A/N: I've been listening to the Hamilton soundtrack (highly recommend btw!), and was really inspired by the title of the song, Who Lives, Who Dies, Who Tells Your Story. This is a quick little thing and features spoilers/speculation! This can probably also be filed under reasons we have no reason to worry at all ever. Enjoy ;)
Emma was standing at the end of the field of grass. It led to the cemetery, but she couldn't let her boots wander too far away from the paved road. She couldn't let herself get too deep into the field of greens so that she began craving Middlemist flowers and a presence that was no longer there.
She turned around, looking at her lonely yellow bug on the side of the road. She took a breath before turning her back to it, her hand subconsciously going to the ring hanging around her neck. Tears found themselves in the corner of her eyes but she refused to let them fall. Her heart quickened its pace as she walked towards the cemetery, walking deeper into the ironically vibrant greens until she found herself in front of the stone with his name.
For several moments she just stared. The name that had finally slipped so flawlessly off her tongue, the name she began breathing when her love for him blossomed like those beautiful flowers, was sorely out of place on that rock. Her thumb was still running over his ring; her mouth still tracing his name; her heart still beating for him.
They were all in Storybrooke now. She was back to wearing jeans and her favorite red leather jacket, but her soul still sang of what she wore in Camelot. She still could envision his red vest and coat, even though he was wearing modern clothes when she saw him last. Their love was so strong that day when he chased the darkness away from her. It was more vivid than a memory, more vivid than anything and she was unable to define it.

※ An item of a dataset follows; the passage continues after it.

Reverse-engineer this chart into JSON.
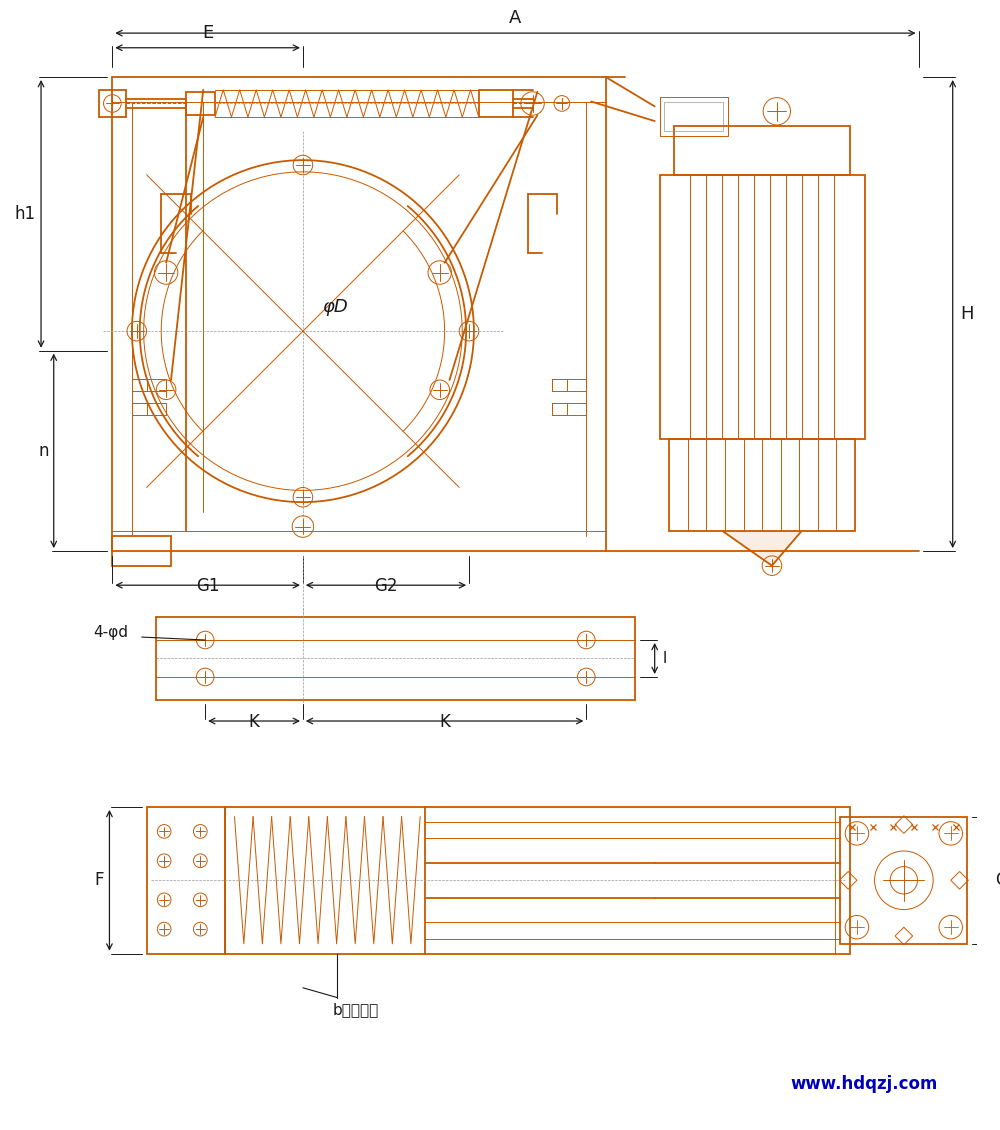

She sat down cross legged in front of the stone. She sat and began to talk to him. It began as a whisper, shaky and scared, until it was a chant, a mantra, all she could hold onto, until the birds around her seemed to be tweeting Killian, Killian, Killian, over and over and over again.
"I can't lose you. I can't lose you, too. Killian, I love you." A tear betrayed her confidence as it ran down her cheek. She didn't bother wiping it away. The only pause she took was for a breath of air.
"It took me a long time to admit, but I love you, I do. You're home to me." She smiled for the briefest of seconds before she said, "You've always brought me home. Always."
She stared at the stone; the reality of it betrayed her, her tears betrayed her, magic betrayed her. Killian never did, though. He tore her walls down one by one before evolving into one himself to support her. For a second she's back in Camelot, staring up at him with disbelief as he holds his hand out to her, offering support. Telling her to get on the horse. Telling her he still believes in a white picket fence life.
It was the thought of a white picket fence that destroyed her. Thinking of their new home, half empty with the white fence she'd selected just for him, she grabbed the grass at her sides. She didn't want to keep him alive through stories as the apprentice had told Henry to do with his father. She wanted Killian alive here with her, hook and hand around her waist, lips connected to hers. She wanted a future; she didn't want to restrain what they had to pen and paper. She wanted him in the here and now.
The here and now: suddenly she was standing up, heavy determination in her lungs. She felt her heart beating in her palms. She was Emma Swan. What was she doing? She was the one who always said you choose your own fate, that you punch back and change things for yourself. She was the SAVIOR. She wasn't nothing, never was. It didn't matter that she felt like she could dissolve into the earth with the weight of her sadness, but she knew what she was capable of—and she was even more sure of the man who helped show her.
She could see the bashful shake of his head; she could hear his voice, you have your parents, Henry… as the beginnings of a small smile crept at the corners of her lips. "I'm going to be making my way back to you, babe. I'm not telling your story, and even if Henry could write it with his pen, I wouldn't let him do it either. You're going to do it." She licked her lips, believing each word more and more as it passed through them. "You're a survivor, and I'm bringing you back to me."
She'd thought about bringing the Middlemist flower he gave her in Camelot, but was glad she didn't. She didn't need to leave it here as a symbol. She would soon hold him again, and, until then, it could serve as another reminder of the piercing-eyed, smoldering pirate that loves her—the absolute hero that loves her and that still would when she did what the savior does: saves.
Only, this time, she wasn't doing it to fulfil some role; she was doing it for herself and her love, because she'd go to Hell before she lost him, Killian, her one True Love. After all, as S. Morgenstern said in his own book: death cannot stop True Love, it can only delay it for a little while. And, hell, as if their quiet moments hadn't ever been delayed. This silence may just last a little longer than others.
Emma reached down to touch the stone before heading towards her bug and gripping the ring between her fingers. They would find their way back to each other as they always did. They'd been to more realms than she wanted to count on her fingers, and she didn't even want to do the math to figure how they ended up on the same timeline. She was just grateful they did. She would be even more joyous after she literally walked through the gates of Hell to find him. Because, honestly, what was another realm to them?
The important thing was this: their story wasn't over, and they were timeless.